Growing an authentic training network in the Great Lakes region

BUILD is, in part, a network. But networks are notoriously hard to create and manage. And building a network in a context such as Africa’s Great Lakes region (comprised of Uganda, South Sudan, Kenya, Tanzania, Rwanda, Burundi and DRC), can appear, to the outsider, a somewhat daunting task. Yet on the ground, networks and relationships already exist, and one of the ways in which BUILD has grown is through making sense of, and drawing on, these relational networks and the common context they are set in. Furthermore, we believe that BUILD is part of God’s mission to grow his church. He is at work in the various relationships and contextual factors, and we should not be surprised by signs of that. This story illustrates that.

In November we began to train a new cohort of trainers for the Great Lakes region, with representatives from Uganda and five of the surrounding countries coming to a central training event near Kampala, including two from the Democratic Republic of Congo (DRC). It was the first time anyone from that country had come and given the sheer size of the continent’s second largest country we would have been forgiven for being concerned about how the work would link in.

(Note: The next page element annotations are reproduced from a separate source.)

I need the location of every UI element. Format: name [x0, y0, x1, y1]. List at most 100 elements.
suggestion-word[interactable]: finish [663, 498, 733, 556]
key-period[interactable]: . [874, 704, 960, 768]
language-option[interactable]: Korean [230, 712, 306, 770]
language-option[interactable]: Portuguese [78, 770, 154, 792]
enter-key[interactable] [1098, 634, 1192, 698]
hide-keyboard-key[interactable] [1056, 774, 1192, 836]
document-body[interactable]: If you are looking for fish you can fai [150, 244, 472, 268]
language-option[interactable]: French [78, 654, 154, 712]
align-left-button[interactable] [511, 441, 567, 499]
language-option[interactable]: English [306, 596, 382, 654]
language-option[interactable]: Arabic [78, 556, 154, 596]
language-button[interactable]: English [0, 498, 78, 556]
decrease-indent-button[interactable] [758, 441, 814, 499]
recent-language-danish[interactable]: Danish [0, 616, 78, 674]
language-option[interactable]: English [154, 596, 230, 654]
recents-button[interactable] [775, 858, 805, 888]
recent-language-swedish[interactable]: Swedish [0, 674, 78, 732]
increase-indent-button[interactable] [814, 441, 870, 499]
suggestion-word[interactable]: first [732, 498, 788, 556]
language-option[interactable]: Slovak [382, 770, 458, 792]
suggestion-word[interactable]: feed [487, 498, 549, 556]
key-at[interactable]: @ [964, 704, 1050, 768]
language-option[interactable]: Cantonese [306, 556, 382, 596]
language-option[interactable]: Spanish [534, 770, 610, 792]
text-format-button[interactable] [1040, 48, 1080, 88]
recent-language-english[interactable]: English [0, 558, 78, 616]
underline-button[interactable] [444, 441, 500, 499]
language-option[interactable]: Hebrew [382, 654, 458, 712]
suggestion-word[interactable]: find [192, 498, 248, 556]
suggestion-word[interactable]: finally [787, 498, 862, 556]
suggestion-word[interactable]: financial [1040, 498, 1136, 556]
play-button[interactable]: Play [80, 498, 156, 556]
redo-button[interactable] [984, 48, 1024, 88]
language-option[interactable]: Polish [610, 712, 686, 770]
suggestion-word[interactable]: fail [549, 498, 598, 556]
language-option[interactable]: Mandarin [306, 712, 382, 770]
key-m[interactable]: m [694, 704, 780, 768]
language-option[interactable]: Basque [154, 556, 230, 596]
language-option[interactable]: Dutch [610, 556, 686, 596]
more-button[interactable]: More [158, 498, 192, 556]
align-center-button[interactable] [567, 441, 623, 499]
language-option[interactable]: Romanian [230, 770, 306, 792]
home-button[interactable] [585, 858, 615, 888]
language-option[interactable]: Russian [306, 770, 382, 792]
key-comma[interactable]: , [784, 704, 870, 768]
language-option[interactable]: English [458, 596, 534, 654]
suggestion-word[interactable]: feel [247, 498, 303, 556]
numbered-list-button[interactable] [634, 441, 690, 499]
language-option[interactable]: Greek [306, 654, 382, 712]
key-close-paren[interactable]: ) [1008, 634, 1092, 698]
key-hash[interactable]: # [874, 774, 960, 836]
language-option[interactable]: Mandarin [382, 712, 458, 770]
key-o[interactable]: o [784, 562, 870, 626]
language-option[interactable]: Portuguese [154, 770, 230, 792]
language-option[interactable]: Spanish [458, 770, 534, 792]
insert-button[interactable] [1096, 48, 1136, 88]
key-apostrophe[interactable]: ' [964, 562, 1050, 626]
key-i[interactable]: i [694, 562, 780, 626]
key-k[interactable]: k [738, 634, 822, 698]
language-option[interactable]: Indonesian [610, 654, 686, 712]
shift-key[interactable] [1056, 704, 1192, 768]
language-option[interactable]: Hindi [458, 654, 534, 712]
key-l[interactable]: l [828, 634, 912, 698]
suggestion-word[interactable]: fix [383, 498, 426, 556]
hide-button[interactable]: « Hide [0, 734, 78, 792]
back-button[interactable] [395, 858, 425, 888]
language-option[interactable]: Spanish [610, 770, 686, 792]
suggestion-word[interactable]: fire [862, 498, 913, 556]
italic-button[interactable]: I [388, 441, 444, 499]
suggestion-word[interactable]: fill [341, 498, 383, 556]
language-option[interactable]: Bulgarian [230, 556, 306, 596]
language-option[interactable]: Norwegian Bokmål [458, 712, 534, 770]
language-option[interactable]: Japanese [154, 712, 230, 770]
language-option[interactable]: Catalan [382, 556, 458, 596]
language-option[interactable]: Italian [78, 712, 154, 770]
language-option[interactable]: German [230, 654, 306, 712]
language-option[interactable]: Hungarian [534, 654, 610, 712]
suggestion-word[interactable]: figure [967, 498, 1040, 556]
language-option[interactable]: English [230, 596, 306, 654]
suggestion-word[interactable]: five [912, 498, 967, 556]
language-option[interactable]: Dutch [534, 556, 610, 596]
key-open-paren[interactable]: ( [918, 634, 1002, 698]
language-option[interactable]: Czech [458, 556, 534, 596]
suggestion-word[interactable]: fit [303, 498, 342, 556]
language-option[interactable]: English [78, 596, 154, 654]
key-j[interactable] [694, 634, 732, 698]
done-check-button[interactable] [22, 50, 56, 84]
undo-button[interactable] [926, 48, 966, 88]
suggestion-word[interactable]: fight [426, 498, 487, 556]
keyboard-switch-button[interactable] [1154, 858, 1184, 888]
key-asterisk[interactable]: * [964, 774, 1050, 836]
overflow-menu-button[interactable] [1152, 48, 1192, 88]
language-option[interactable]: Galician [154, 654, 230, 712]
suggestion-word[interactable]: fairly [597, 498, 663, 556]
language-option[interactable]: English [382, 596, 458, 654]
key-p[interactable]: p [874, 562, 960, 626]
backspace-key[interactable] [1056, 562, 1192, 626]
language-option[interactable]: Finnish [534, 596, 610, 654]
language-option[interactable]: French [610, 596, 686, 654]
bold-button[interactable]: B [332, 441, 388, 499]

Providentially, one of the existing trainers in the programme, Joseph, came to the event simply to meet and greet some of the team. Joseph had once visited the DRC, three years previously, and had preached in the cathedral of Aru Diocese, not far from the border with northern Uganda, close to Joseph’s parish. He shared with us how he had run into problems at the border, but how someone from the diocese called Emmanuel had come to help him and then looked after him during his stay. And so there was great surprise when Joseph discovered that the very same Emmanuel was one of the two trainees who had come from DRC for the BUILD training in Kampala, and there was much joy when they were able to reconnect face-to-face. Joseph, who is training local leaders in the north of Uganda, quickly offered to visit Emmanuel in DRC and to help him spread the work of BUILD in his diocese.

While on its own this might seem like a small link it is a powerful illustration of the importance of relationships set in a common context; one in which God is at work. Who could have choreographed that connection and its outcomes?

And that common context is the backdrop that provides such fertile soil for these relationships and God’s work in them. BUILD is developing primarily in the Great Lakes region, an area characterised by its many linkages. Ethnic groups and kingdoms straddle national borders that were imposed, arbitrarily, by colonial powers; and languages are shared and inter-related. As a result, most people are multilingual, with their second or third language being regional rather than local, including Kiswahili, English and French.

The links are also ecclesiastical and spiritual. For example, prior to 1979 the Church of Uganda was part of the Province of the Church of Uganda, Ruanda-Urundi and Boga-Zaire, which reached across Rwanda and Burundi and into what is now the eastern DRC. It was only from 1979 that the Church of Uganda was created as a province with borders that corresponded to the country’s state borders.

And the gospel spread originally along cultural and linguistic pathways, spearheaded by the remarkable early Baganda evangelists, such as the famous Apolo Kivebulaya who took the gospel to the west of Uganda in 1895 and then went on to spend the rest of his life among the Mboga people of eastern Congo. Later the Revival of an increasingly nominal Church retraced similar relationships from the 1930s. Thus the soil for BUILD in the Anglican Church in the Great Lakes region is not only the tightly structured shape of the provinces, dioceses, archdeaconries, parishes, sub-parishes and local churches, but also the cultural and linguistic and economic networks.

All this, and more besides, holds out great promise for the development of a strong, sustainable BUILD training network: God at work; a rich network of relationships; and a common background in which it is very much at home.